Uncertainty and Economic Instability

2017 
Uncertainty is a central topic in Keynes’ “General Theory of Employment, Interests and Money” (1936), but also his dissertation “A Treaties on Probability” (1921) empathises the importance of uncertainty in social systems. Here he argued that social life is aleatory and yet not random. This implies that social systems (of which the economy is part) cannot in general yield certainty because they are open and organic (Chick 2003; Chick and Dow 2005). This means that structures and interrelations evolve in such a way that the past is a very limited guide to the future (Lawson 1988; Dow 2002, 2003). Therefore, Keynes doubts that rational probability calculations are particularly helpful in the social realm.
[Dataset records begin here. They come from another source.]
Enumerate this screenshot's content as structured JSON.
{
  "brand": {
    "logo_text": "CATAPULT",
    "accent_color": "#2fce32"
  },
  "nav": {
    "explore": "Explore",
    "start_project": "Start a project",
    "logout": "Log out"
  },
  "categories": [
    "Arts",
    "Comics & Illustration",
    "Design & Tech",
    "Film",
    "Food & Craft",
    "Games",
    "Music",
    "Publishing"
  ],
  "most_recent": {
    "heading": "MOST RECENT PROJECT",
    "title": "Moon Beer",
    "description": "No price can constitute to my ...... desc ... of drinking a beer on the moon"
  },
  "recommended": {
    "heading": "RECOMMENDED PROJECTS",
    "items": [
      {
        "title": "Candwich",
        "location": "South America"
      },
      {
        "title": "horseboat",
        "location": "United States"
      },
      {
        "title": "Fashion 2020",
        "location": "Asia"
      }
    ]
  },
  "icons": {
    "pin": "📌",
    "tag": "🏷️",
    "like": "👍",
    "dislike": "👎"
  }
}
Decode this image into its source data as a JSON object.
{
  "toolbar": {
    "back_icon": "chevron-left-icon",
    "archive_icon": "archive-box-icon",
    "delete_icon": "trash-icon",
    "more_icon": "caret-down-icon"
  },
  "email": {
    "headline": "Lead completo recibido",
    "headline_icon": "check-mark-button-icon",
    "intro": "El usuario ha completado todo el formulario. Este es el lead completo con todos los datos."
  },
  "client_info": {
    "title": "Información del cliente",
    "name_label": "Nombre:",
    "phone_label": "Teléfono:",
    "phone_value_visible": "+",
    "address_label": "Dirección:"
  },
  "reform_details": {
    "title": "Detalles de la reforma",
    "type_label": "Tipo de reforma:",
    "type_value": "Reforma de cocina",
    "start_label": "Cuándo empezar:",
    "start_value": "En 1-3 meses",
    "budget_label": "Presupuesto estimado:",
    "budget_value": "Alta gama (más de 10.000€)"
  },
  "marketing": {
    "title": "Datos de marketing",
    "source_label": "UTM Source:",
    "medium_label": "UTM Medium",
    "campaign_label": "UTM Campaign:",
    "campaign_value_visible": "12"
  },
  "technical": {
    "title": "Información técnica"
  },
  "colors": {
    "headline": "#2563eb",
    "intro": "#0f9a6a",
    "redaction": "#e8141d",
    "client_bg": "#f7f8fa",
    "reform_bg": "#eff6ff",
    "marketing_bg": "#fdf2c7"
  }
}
Keynes’ early rather philosophical thoughts on uncertainty strongly influenced his economics and became central to his legacy. Some, among them Skidelsky (2010: 83), have claimed that: “Uncertainty pervades Keynes’ picture of economic life. It explains why people hold savings in liquid forms, why investment is volatile, and why the rate of interest doesn’t adjust savings and investment. It also explains why economic progress throughout history has been so slow and fitful. All the actors in his (Keynes’) drama are motivated to a greater or less extent by uncertainty about the future, and regard the possession of money, or liquidity, as an important way of coping with it. Uncertainty breaks the tight link between supply and demand assumed by Say’s Law.”